Question ‘I worry that if I discuss feelings with a person with diabetes I might open a can of worms. Could I do any damage by doing this?’
Clinicians worry that by acknowledging that a person with diabetes has feelings they open up a can of worms or a floodgate of emotions that overwhelm the person with diabetes and/or the clinician and somehow ‘damage’ the person with diabetes. It is possible during a consultation that a masked depression or other psychological illness might be revealed; however, this will not have been caused by its acknowledgement. It is important that appropriate treatment is received. If the clinician finds him- or herself in an emotionally difficult situation beyond his or her abilities then it is important to refer the patient on to a colleague or specialist services if these are available. Listening to someone who is troubled is the first step to healing and the only time that a consultation is unlikely to be therapeutic is if the presenting problem is similar to an unresolved problem within the clinician, i.e. unresolved grief or experience of similar major life events that are still fresh for both the clinician and the individual.
Awareness of local psychological and psychiatric services is important; most major towns and cities have such services and many general practices in the UK employ counselling services. Most reputable counselling services will have British Association of Counselling and Psychotherapy approval. Some services will charge a fee but this is often tailored to suit the client concerned.
Question ‘So is it better to use a clinical psychologist attached to a diabetes unit to see people referred by members of the team or to ‘upskill’ the team to address psychological issues themselves?’
Both of these options have advantages and disadvantages. A clinical psychologist has the benefit of specialist expertise; however, delays in appointment availability can hinder progress. Also, referral to a clinical psychologist can be daunting for the individual with diabetes. ‘Upskilling’ the team to address psychological issues has the advantage of dealing with issues as they arise in consultations. However, the team cannot be expected to have the expertise held by a clinical psychologist.
Question ‘This is all very well but do I have the time?’
Psychological care can feel time-consuming, especially if emotional problems are detected. The use of listening skills will allow the person with diabetes to identify and address what is important.
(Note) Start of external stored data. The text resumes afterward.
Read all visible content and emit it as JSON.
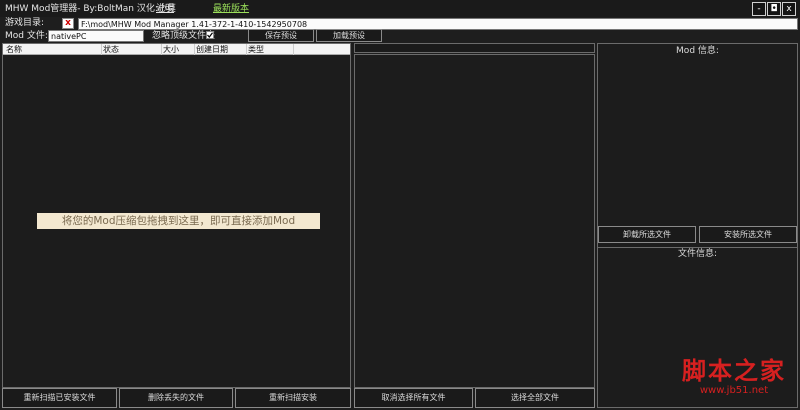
{
  "window": {
    "title": "MHW Mod管理器- By:BoltMan 汉化:小莫",
    "help_link": "说明",
    "latest_link": "最新版本",
    "minimize": "-",
    "restore": "◘",
    "close": "x"
  },
  "game_dir": {
    "label": "游戏目录:",
    "clear_button": "x",
    "path": "F:\\mod\\MHW Mod Manager 1.41-372-1-410-1542950708"
  },
  "mod_file": {
    "label": "Mod 文件:",
    "value": "nativePC",
    "ignore_label": "忽略顶级文件夹",
    "ignore_checked": true,
    "save_preset": "保存预设",
    "load_preset": "加载预设"
  },
  "mod_table": {
    "columns": [
      "名称",
      "状态",
      "大小",
      "创建日期",
      "类型"
    ],
    "drop_hint": "将您的Mod压缩包拖拽到这里，即可直接添加Mod"
  },
  "bottom_left": {
    "rescan_installed": "重新扫描已安装文件",
    "delete_missing": "删除丢失的文件",
    "rescan_install": "重新扫描安装"
  },
  "bottom_middle": {
    "deselect_all": "取消选择所有文件",
    "select_all": "选择全部文件"
  },
  "right_panel": {
    "mod_info_title": "Mod 信息:",
    "uninstall_selected": "卸载所选文件",
    "install_selected": "安装所选文件",
    "file_info_title": "文件信息:"
  },
  "watermark": {
    "line1": "脚本之家",
    "line2": "www.jb51.net"
  }
}
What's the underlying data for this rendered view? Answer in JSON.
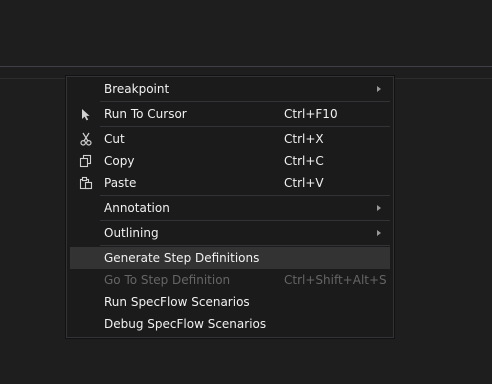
{
  "menu": {
    "items": [
      {
        "label": "Breakpoint",
        "shortcut": "",
        "submenu": true
      },
      {
        "label": "Run To Cursor",
        "shortcut": "Ctrl+F10",
        "icon": "cursor-icon"
      },
      {
        "label": "Cut",
        "shortcut": "Ctrl+X",
        "icon": "scissors-icon"
      },
      {
        "label": "Copy",
        "shortcut": "Ctrl+C",
        "icon": "copy-icon"
      },
      {
        "label": "Paste",
        "shortcut": "Ctrl+V",
        "icon": "paste-icon"
      },
      {
        "label": "Annotation",
        "shortcut": "",
        "submenu": true
      },
      {
        "label": "Outlining",
        "shortcut": "",
        "submenu": true
      },
      {
        "label": "Generate Step Definitions",
        "shortcut": "",
        "highlighted": true
      },
      {
        "label": "Go To Step Definition",
        "shortcut": "Ctrl+Shift+Alt+S",
        "disabled": true
      },
      {
        "label": "Run SpecFlow Scenarios",
        "shortcut": ""
      },
      {
        "label": "Debug SpecFlow Scenarios",
        "shortcut": ""
      }
    ]
  },
  "colors": {
    "background": "#1e1e1e",
    "menu_background": "#1b1b1c",
    "highlight": "#333334",
    "text": "#f1f1f1",
    "disabled_text": "#656565"
  }
}
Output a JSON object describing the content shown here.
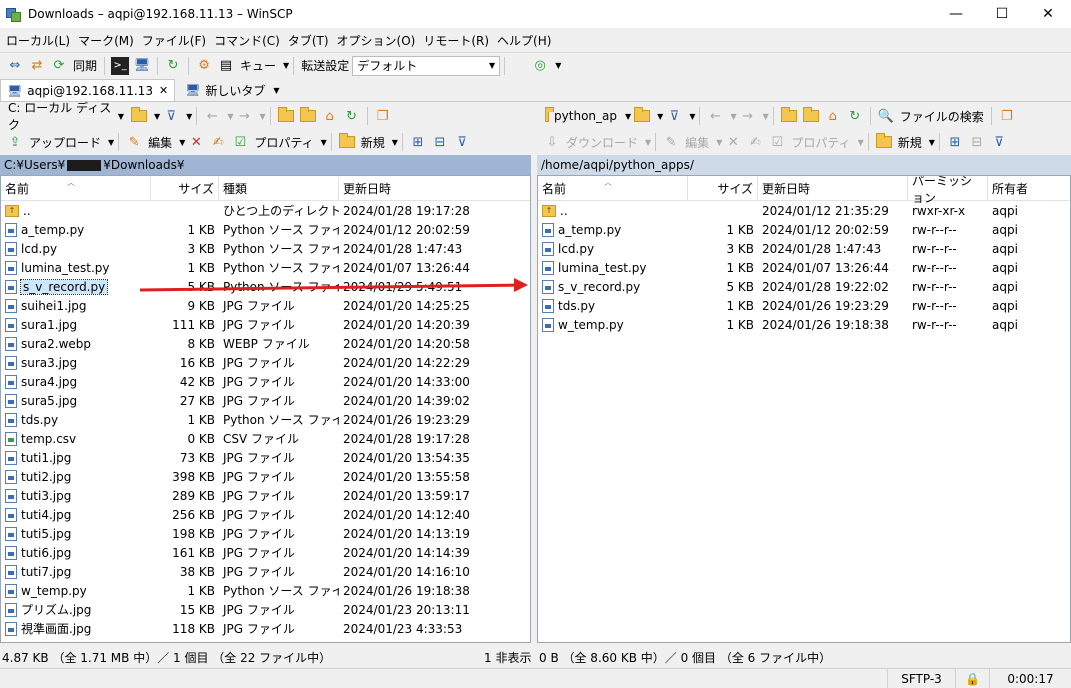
{
  "window": {
    "title": "Downloads – aqpi@192.168.11.13 – WinSCP",
    "minimize": "—",
    "maximize": "☐",
    "close": "✕"
  },
  "menu": [
    "ローカル(L)",
    "マーク(M)",
    "ファイル(F)",
    "コマンド(C)",
    "タブ(T)",
    "オプション(O)",
    "リモート(R)",
    "ヘルプ(H)"
  ],
  "toolbar": {
    "sync_label": "同期",
    "queue_label": "キュー",
    "transfer_settings_label": "転送設定",
    "transfer_preset": "デフォルト"
  },
  "tabs": {
    "session": "aqpi@192.168.11.13",
    "new_tab": "新しいタブ"
  },
  "left_pane": {
    "drive": "C: ローカル ディスク",
    "upload_label": "アップロード",
    "edit_label": "編集",
    "properties_label": "プロパティ",
    "new_label": "新規",
    "path_prefix": "C:¥Users¥",
    "path_suffix": "¥Downloads¥",
    "columns": {
      "name": "名前",
      "size": "サイズ",
      "type": "種類",
      "modified": "更新日時"
    },
    "rows": [
      {
        "name": "..",
        "size": "",
        "type": "ひとつ上のディレクトリ",
        "modified": "2024/01/28 19:17:28",
        "icon": "up"
      },
      {
        "name": "a_temp.py",
        "size": "1 KB",
        "type": "Python ソース ファイル",
        "modified": "2024/01/12 20:02:59",
        "icon": "file"
      },
      {
        "name": "lcd.py",
        "size": "3 KB",
        "type": "Python ソース ファイル",
        "modified": "2024/01/28 1:47:43",
        "icon": "file"
      },
      {
        "name": "lumina_test.py",
        "size": "1 KB",
        "type": "Python ソース ファイル",
        "modified": "2024/01/07 13:26:44",
        "icon": "file"
      },
      {
        "name": "s_v_record.py",
        "size": "5 KB",
        "type": "Python ソース ファイル",
        "modified": "2024/01/29 5:49:51",
        "icon": "file",
        "selected": true
      },
      {
        "name": "suihei1.jpg",
        "size": "9 KB",
        "type": "JPG ファイル",
        "modified": "2024/01/20 14:25:25",
        "icon": "file"
      },
      {
        "name": "sura1.jpg",
        "size": "111 KB",
        "type": "JPG ファイル",
        "modified": "2024/01/20 14:20:39",
        "icon": "file"
      },
      {
        "name": "sura2.webp",
        "size": "8 KB",
        "type": "WEBP ファイル",
        "modified": "2024/01/20 14:20:58",
        "icon": "file"
      },
      {
        "name": "sura3.jpg",
        "size": "16 KB",
        "type": "JPG ファイル",
        "modified": "2024/01/20 14:22:29",
        "icon": "file"
      },
      {
        "name": "sura4.jpg",
        "size": "42 KB",
        "type": "JPG ファイル",
        "modified": "2024/01/20 14:33:00",
        "icon": "file"
      },
      {
        "name": "sura5.jpg",
        "size": "27 KB",
        "type": "JPG ファイル",
        "modified": "2024/01/20 14:39:02",
        "icon": "file"
      },
      {
        "name": "tds.py",
        "size": "1 KB",
        "type": "Python ソース ファイル",
        "modified": "2024/01/26 19:23:29",
        "icon": "file"
      },
      {
        "name": "temp.csv",
        "size": "0 KB",
        "type": "CSV ファイル",
        "modified": "2024/01/28 19:17:28",
        "icon": "csv"
      },
      {
        "name": "tuti1.jpg",
        "size": "73 KB",
        "type": "JPG ファイル",
        "modified": "2024/01/20 13:54:35",
        "icon": "file"
      },
      {
        "name": "tuti2.jpg",
        "size": "398 KB",
        "type": "JPG ファイル",
        "modified": "2024/01/20 13:55:58",
        "icon": "file"
      },
      {
        "name": "tuti3.jpg",
        "size": "289 KB",
        "type": "JPG ファイル",
        "modified": "2024/01/20 13:59:17",
        "icon": "file"
      },
      {
        "name": "tuti4.jpg",
        "size": "256 KB",
        "type": "JPG ファイル",
        "modified": "2024/01/20 14:12:40",
        "icon": "file"
      },
      {
        "name": "tuti5.jpg",
        "size": "198 KB",
        "type": "JPG ファイル",
        "modified": "2024/01/20 14:13:19",
        "icon": "file"
      },
      {
        "name": "tuti6.jpg",
        "size": "161 KB",
        "type": "JPG ファイル",
        "modified": "2024/01/20 14:14:39",
        "icon": "file"
      },
      {
        "name": "tuti7.jpg",
        "size": "38 KB",
        "type": "JPG ファイル",
        "modified": "2024/01/20 14:16:10",
        "icon": "file"
      },
      {
        "name": "w_temp.py",
        "size": "1 KB",
        "type": "Python ソース ファイル",
        "modified": "2024/01/26 19:18:38",
        "icon": "file"
      },
      {
        "name": "プリズム.jpg",
        "size": "15 KB",
        "type": "JPG ファイル",
        "modified": "2024/01/23 20:13:11",
        "icon": "file"
      },
      {
        "name": "視準画面.jpg",
        "size": "118 KB",
        "type": "JPG ファイル",
        "modified": "2024/01/23 4:33:53",
        "icon": "file"
      }
    ]
  },
  "right_pane": {
    "folder": "python_ap",
    "find_files_label": "ファイルの検索",
    "download_label": "ダウンロード",
    "edit_label": "編集",
    "properties_label": "プロパティ",
    "new_label": "新規",
    "path": "/home/aqpi/python_apps/",
    "columns": {
      "name": "名前",
      "size": "サイズ",
      "modified": "更新日時",
      "permissions": "パーミッション",
      "owner": "所有者"
    },
    "rows": [
      {
        "name": "..",
        "size": "",
        "modified": "2024/01/12 21:35:29",
        "permissions": "rwxr-xr-x",
        "owner": "aqpi",
        "icon": "up"
      },
      {
        "name": "a_temp.py",
        "size": "1 KB",
        "modified": "2024/01/12 20:02:59",
        "permissions": "rw-r--r--",
        "owner": "aqpi",
        "icon": "file"
      },
      {
        "name": "lcd.py",
        "size": "3 KB",
        "modified": "2024/01/28 1:47:43",
        "permissions": "rw-r--r--",
        "owner": "aqpi",
        "icon": "file"
      },
      {
        "name": "lumina_test.py",
        "size": "1 KB",
        "modified": "2024/01/07 13:26:44",
        "permissions": "rw-r--r--",
        "owner": "aqpi",
        "icon": "file"
      },
      {
        "name": "s_v_record.py",
        "size": "5 KB",
        "modified": "2024/01/28 19:22:02",
        "permissions": "rw-r--r--",
        "owner": "aqpi",
        "icon": "file"
      },
      {
        "name": "tds.py",
        "size": "1 KB",
        "modified": "2024/01/26 19:23:29",
        "permissions": "rw-r--r--",
        "owner": "aqpi",
        "icon": "file"
      },
      {
        "name": "w_temp.py",
        "size": "1 KB",
        "modified": "2024/01/26 19:18:38",
        "permissions": "rw-r--r--",
        "owner": "aqpi",
        "icon": "file"
      }
    ]
  },
  "status": {
    "left": "4.87 KB （全 1.71 MB 中）／ 1 個目 （全 22 ファイル中）",
    "hidden": "1 非表示",
    "right": "0 B （全 8.60 KB 中）／ 0 個目 （全 6 ファイル中）",
    "protocol": "SFTP-3",
    "lock": "🔒",
    "timer": "0:00:17"
  },
  "colors": {
    "left_path_bg": "#9fb5d3",
    "right_path_bg": "#cfdae8",
    "arrow": "#e02020"
  }
}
Conversely, not to use these skills may mean that clinicians are addressing their own agendas and are not meeting the needs of the person with diabetes (Parkin & Skinner 2003).
Psychological care of people with diabetes is an essential part of overall diabetes care. All clinicians involved in such care need to acknowledge and address the influences of psychosocial factors on people’s lives, their self-management, diabetic control, long-term health and quality of life. The primary healthcare team is in a position to view diabetes in a person-centred way rather than a disease-centred way and can enhance the delivery of psychological care by the use of communication skills that acknowledge the needs of each individual and assist in promoting self-management.
Diagnosing psychological disorders in people with diabetes requires special care, as the signs and symptoms of most common disorders can overlap with diabetes symptoms. Clinicians should retain a willingness to refer for appropriate investigation and treatment by a psychologist or other mental health specialists ideally within the diabetes care team.